MLB.com ran an article today asking if Boston can surpass the record of 116 games. As they’re on pace for 113, I think it extremely unlikely they won’t. I would not want to bet on any team playing .755 ball for any extended period of time, which is what they’d have to do.
Why don’t the Angels just put Trout on the DL? I know, this is me fantasy whining, but it seems to be a no brainer for the real baseball world. Barring a miracle run, the Angels aren’t a playoff team.
So I’m 40 years old, which means I’ve been a Mets fan for… wow, my god, it’s been 30 years. So I’ve seen some shit, is what I’m saying, and most of it has sucked. But I was thinking to myself today - is this season, this one right now, the most depressing moment of those 30 years? Consider: The Mets are in fourth place and are one of the worst teams in baseball. They are absolutely burning the primes of two genuinely special pitchers; the odds of either of them still being both Mets and good by the time this roster can compete again are limited. They mismanaged a third special pitcher into the ground before his 30th birthday and sent him to Cincinnati. They opened the season with not one but two players on their roster previously suspended for domestic abuse. One of the two is still on the team as of August 7, soaking up at bats every day as the worst position player in the major league. Their two top prospects right now are a 19-year-old infielder with no power and a pitcher with an ERA over 6 in high A. The three teams Mets fans hate the most - the Phillies, Braves, and Yankees - are all riding high.
And the Mets are, of course, Still Paying Bobby Bonilla.
Absolutely agreed, baseball suffers from its refusal to implement serious revenue sharing and salary caps, like the other leagues. Yes, the luxury tax is a start, but it’s pitiful. Yes, it’s wrong for both the game and the business to have some teams handicapped by a small market, able to compete for championships only sporadically, while a few can pretty much always buy what they need. That doesn’t explain the Mets, admittedly.
But as long as my team is one of the Haves, I’m gonna enjoy it, suckahs.
In the past two games, Giants starters have pitched 14 innings, with 14 Ks, 3 walks, and given up 1 unearned run. So, of course, they lost 3-1 and 2-1.
I’m starting to get the feeling that they might not win it all this season…
Boy, I can think of worse teams to cheer for. In my memory the Mets have been in the World Series three times and won it once. (I am not old enough for 1969 or 1973.)
The Mariners have still NEVER been in a World Series, nor have the Nationals, and you must be bummed if you were an Expos fan. The Padres and Brewers have been around since before I was born and still haven’t won one.

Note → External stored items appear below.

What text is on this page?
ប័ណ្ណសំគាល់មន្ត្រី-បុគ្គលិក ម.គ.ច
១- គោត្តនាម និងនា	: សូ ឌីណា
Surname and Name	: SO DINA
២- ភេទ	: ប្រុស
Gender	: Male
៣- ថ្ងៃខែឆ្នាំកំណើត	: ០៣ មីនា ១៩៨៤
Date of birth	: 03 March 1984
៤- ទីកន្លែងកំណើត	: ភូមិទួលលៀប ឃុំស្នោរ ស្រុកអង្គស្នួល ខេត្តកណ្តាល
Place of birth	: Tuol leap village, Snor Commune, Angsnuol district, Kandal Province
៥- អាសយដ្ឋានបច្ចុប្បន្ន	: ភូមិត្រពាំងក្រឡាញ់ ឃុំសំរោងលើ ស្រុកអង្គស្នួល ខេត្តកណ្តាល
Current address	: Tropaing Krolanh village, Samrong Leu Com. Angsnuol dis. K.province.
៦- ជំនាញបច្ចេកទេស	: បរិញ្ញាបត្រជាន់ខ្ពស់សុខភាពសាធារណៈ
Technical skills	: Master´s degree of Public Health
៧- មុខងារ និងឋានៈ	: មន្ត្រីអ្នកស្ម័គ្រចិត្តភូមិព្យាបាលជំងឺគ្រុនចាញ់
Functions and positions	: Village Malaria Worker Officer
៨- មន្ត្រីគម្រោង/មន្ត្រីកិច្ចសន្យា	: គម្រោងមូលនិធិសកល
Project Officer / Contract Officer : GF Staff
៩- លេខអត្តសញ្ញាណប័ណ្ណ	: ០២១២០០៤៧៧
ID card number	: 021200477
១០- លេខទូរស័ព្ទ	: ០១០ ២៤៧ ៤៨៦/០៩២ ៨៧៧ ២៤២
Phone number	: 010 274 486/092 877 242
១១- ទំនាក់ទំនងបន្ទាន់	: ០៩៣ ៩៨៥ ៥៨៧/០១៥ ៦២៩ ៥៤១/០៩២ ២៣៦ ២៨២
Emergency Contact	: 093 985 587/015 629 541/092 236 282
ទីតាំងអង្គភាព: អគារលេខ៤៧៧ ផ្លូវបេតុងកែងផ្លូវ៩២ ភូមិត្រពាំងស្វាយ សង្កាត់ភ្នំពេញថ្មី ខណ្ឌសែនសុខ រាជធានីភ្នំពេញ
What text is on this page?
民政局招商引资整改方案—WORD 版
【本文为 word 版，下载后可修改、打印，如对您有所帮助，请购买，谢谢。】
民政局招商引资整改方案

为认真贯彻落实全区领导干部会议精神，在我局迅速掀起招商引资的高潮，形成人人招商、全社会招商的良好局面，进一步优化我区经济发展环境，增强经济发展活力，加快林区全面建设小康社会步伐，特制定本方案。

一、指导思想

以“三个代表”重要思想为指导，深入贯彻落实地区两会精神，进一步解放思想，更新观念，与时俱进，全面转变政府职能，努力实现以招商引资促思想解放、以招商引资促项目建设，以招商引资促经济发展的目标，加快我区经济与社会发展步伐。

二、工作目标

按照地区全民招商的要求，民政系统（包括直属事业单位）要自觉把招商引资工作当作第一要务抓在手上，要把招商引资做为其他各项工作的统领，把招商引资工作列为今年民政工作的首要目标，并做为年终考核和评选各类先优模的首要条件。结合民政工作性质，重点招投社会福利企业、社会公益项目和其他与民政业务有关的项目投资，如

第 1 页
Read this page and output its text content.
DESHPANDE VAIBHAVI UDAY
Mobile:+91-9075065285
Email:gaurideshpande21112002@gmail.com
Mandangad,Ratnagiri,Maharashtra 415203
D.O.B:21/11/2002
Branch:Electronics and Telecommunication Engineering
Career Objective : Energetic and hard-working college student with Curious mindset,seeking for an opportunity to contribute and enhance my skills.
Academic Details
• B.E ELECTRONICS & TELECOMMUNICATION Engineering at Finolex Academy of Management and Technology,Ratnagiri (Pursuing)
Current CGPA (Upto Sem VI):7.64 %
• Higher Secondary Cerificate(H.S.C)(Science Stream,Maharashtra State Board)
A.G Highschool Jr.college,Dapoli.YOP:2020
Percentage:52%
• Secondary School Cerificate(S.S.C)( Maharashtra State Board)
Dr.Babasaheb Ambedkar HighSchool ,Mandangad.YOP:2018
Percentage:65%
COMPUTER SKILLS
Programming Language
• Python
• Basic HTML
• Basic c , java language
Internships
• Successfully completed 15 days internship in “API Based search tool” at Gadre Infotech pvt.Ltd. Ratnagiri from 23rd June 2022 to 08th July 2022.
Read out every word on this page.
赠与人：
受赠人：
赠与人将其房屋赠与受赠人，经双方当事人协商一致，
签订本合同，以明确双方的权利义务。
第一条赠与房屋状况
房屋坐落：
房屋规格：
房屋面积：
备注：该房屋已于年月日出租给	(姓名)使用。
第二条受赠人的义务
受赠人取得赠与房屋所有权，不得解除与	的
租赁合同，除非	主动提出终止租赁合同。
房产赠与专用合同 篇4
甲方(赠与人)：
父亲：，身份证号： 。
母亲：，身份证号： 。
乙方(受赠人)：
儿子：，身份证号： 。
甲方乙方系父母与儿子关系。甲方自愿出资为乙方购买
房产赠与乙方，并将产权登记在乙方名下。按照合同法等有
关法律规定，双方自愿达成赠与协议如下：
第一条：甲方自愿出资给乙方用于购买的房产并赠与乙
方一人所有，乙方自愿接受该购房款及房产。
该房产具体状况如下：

The thing is, if your team blows, it makes it so much sweeter when they win. Do Yankees fans fondly remember the 2009 World Series winners the way White Sox fans remember 2005, or Angels fans 2002? Did winning the 2009 World Series mean to New York what winning the 2016 World Series meant to Cubs fans? Hell no.
Rick Ankiel is such a fascinating story. He hasn’t played in MLB since 2013 and hasn’t pitched since 2004. Have we ever seen a career fall apart all at once like Ankiel’s in the 2000 playoffs? And he was only 21 years old. He threw 5 wild pitches in one inning and just could not get it together after that. The next year, he was sent to the minors to figure it out but in 4.1 innings he walked 17 batters and threw 12 wild pitches. And that appeared to be all she wrote for Ankiel.
That alone is a hell of a story, but then the fact that he came back as a position player after a couple years of injuries is nothing short of amazing. And he played outfield for 6 or 7 years in MLB. I hope he does mount a comeback, but it seems highly unlikely as he’ll be 40 next year.